1/23/20
Rosa Parks on Police Brutality: The Speech We Never Heard
Rounduptags: African American history, Rosa Parks, police brutality
Say Burgin is an assistant professor of history at Dickinson College, in Carlisle, Pennsylvania. Her essay on George Crockett is forthcoming in a collection with NYU Press. She is also the co-developer, along with Jeanne Theoharis, of the educational website on Rosa Parks. Follow her on Twitter @sayburgin.
In 1965, Rosa Parks would have had a lot to say about police brutality. By then, she had left Alabama in poverty and ill health — both brought on by the severe repercussions she faced following her 1955 bus stance — and had been living in Detroit for eight years. Between her years of political work with the Montgomery NAACP and the rampant police abuses in the Motor City, she could have cited a multitude of instances, explained how other facets of the criminal justice system enabled it, and theorized its place in the larger constellation of Jim Crow.

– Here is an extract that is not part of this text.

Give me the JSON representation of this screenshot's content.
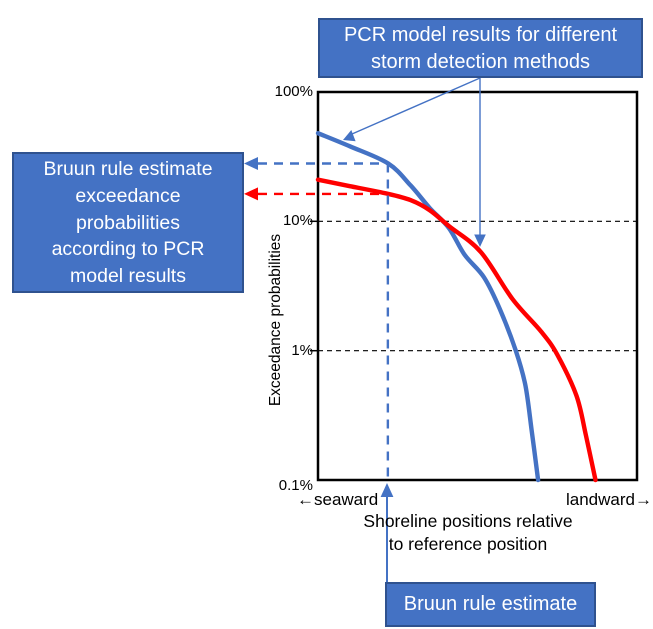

As Jeanne Theoharis’s The Rebellious Life of Mrs. Rosa Parks makes clear — and as our educational website highlights — the criminal legal system was a focal point in her decades of activism. She married Raymond Parks at a time when he formed part of a secret network aimed at freeing the wrongfully-accused Scottsboro Boys. In the 1940s, she sought justice for Black women like Recy Taylor and Gertrude Perkins, who had been raped by white men but found no justice in the courts. Given the chance, she might have connected these earlier histories to police brutality by making the case that, if police brutality were a coin, over-policing Black communities represented one side while under-policing white criminality was the other.
She might have also spoken about the ways in which police brutality served as a major enforcement mechanism for bus segregation. After all, she lived in Montgomery by the time Viola White made her own stance against bus segregation in 1944; not only did police beat and arrest her, they sought retaliation through raping her 16-year-old daughter. Maybe she would have talked about the massive over-policing of the Montgomery bus boycott, where police gave hundreds of tickets to carpoolers hoping to break the boycott’s back.
If called on to rail against police brutality in the North, Parks might have emphasized the 1963 killing of Cynthia Scott, a well-liked and well-known Black sex worker who police shot in the back and stomach. Parks had lived in Detroit for six years by this time. She was uniquely placed to connect such instances of brutality in the North to those she experienced and organized around in the South — which she actually did in a speech to the Alabama club in the late 1960s.